I've been thinking a lot lately about how long I've been trying to lose weight and when it all started. It's a bit surprising to think that it has been at least 22 years since I tried my first diet. Which of course makes me wonder how much longer I will struggle with this.
I remember when I was a teenager and my grandma tried to help me lose weight. She use to try to motivate me by giving me a dollar for every pound that I lost. I know that she cared a lot about me and only wanted the best for me, but sometimes I wonder if things could've been different if the focus had been less on weight and more on nutrition and health.
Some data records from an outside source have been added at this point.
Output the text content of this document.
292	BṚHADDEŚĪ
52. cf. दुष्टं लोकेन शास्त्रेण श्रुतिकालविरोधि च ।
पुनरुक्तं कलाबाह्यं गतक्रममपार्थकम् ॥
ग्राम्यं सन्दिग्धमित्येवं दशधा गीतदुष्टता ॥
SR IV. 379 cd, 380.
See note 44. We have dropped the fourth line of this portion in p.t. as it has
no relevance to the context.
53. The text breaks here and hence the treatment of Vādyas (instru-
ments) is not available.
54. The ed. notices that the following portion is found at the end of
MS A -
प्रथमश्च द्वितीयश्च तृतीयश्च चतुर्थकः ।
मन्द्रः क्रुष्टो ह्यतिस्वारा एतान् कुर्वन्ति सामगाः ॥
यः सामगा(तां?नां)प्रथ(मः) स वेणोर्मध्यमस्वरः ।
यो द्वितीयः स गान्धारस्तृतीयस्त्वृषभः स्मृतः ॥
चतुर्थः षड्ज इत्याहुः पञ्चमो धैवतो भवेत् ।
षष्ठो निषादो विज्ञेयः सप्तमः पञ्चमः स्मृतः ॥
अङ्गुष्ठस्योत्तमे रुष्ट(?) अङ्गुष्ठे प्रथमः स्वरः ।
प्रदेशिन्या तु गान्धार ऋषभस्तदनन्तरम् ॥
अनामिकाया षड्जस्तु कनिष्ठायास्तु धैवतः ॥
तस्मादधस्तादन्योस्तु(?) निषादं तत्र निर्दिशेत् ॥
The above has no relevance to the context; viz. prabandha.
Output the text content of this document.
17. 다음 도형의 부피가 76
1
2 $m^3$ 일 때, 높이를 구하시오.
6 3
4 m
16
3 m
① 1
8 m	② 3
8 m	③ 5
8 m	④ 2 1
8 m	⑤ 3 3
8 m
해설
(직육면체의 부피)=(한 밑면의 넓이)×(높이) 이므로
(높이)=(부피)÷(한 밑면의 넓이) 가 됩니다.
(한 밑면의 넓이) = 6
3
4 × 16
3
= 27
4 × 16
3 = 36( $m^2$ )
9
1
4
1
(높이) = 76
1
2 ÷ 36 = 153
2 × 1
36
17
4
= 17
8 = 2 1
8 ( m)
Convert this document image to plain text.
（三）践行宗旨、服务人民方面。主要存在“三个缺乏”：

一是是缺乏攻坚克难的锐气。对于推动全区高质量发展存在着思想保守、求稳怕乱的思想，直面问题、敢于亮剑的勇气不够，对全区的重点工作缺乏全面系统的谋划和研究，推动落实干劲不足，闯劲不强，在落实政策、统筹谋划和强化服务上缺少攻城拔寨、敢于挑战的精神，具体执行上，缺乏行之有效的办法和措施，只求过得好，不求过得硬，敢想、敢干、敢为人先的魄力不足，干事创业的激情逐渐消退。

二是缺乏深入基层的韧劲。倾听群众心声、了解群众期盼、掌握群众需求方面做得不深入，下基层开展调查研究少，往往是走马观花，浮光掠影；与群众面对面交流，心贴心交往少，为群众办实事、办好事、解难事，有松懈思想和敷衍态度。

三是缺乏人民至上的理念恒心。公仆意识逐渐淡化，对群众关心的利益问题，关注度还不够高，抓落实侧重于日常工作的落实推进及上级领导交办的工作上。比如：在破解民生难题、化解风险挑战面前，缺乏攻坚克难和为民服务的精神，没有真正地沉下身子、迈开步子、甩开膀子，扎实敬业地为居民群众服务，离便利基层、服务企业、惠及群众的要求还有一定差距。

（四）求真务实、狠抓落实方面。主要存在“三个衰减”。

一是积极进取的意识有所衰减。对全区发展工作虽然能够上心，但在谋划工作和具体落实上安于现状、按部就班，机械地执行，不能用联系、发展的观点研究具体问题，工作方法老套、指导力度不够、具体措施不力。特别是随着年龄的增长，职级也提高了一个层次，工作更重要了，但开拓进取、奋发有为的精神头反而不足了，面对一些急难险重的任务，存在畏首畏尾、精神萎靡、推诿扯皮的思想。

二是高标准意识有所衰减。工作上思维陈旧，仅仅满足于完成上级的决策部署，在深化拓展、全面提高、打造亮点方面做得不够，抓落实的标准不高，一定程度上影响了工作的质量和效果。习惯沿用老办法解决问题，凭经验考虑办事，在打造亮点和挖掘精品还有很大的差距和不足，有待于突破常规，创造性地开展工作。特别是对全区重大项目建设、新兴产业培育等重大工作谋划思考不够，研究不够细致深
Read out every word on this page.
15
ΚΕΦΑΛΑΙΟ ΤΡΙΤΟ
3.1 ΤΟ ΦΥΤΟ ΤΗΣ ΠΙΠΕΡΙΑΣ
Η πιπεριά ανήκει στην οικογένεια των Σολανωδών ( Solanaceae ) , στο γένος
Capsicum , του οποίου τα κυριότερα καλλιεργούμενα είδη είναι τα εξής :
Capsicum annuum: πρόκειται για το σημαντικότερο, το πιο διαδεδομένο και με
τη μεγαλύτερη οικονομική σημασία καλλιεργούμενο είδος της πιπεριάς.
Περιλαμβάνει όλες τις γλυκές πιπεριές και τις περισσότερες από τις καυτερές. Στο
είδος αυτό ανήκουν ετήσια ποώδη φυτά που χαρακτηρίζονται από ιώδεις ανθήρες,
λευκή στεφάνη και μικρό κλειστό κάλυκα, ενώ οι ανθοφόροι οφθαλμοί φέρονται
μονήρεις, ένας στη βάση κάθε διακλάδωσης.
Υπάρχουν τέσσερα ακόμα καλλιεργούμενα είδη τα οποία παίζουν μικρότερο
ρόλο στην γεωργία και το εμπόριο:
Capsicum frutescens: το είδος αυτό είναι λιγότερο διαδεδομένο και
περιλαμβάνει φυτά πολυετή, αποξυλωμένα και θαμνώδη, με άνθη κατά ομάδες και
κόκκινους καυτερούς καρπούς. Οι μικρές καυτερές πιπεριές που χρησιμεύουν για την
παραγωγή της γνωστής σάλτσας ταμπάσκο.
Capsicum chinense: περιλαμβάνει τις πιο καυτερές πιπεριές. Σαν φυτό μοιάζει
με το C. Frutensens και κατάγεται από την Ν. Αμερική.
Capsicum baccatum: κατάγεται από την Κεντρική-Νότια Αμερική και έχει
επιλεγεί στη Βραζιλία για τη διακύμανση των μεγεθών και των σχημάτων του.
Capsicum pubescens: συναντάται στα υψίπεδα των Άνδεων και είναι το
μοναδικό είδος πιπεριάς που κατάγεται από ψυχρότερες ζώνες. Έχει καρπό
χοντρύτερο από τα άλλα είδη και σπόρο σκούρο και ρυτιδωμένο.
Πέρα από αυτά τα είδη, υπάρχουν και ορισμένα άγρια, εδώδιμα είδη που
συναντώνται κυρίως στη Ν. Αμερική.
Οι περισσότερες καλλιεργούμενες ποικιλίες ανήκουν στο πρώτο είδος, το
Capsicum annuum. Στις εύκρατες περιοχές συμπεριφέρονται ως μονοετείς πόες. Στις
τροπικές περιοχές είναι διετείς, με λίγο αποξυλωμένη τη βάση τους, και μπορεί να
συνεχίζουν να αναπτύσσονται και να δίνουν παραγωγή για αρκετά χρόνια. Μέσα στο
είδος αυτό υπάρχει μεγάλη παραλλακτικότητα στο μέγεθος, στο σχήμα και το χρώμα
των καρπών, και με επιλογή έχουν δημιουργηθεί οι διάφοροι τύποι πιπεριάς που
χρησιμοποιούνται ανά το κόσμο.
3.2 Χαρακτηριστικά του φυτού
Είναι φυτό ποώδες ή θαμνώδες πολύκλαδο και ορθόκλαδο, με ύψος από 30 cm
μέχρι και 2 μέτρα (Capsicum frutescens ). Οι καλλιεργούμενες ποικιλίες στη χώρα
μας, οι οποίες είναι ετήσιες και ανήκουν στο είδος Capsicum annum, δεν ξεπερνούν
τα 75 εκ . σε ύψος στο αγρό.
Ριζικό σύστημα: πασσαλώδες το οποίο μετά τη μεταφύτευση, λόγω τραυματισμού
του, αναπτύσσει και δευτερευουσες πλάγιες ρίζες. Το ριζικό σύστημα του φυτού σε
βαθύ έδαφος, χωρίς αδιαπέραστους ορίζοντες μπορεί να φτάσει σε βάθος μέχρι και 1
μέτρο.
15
When I look back at photos from that time, I only wish I could tell my young self, you are soooo NOT fat. I was, am, and alway will be bigger than most women. I was 5' 10" by the time I hit high school and wore a size 11 shoe (bump that to a 12 now). Of course it didn't help that my 3 best friends were some of the smallest girls I knew (and still are by the way). All of this is not to say that I couldn't have stood to lose a few, but I think knowing about nutrition and health might have been enough.
Knowing what I do now, about everything I have gone through in the past 20+ years, there are some things I know that I am just going to have to accept. I know that this will always be an issue and the only thing that I can do is face it head on every day. I may fall on my face some days, but I need to get back up and move forward. This is what my journey is suppose to be about.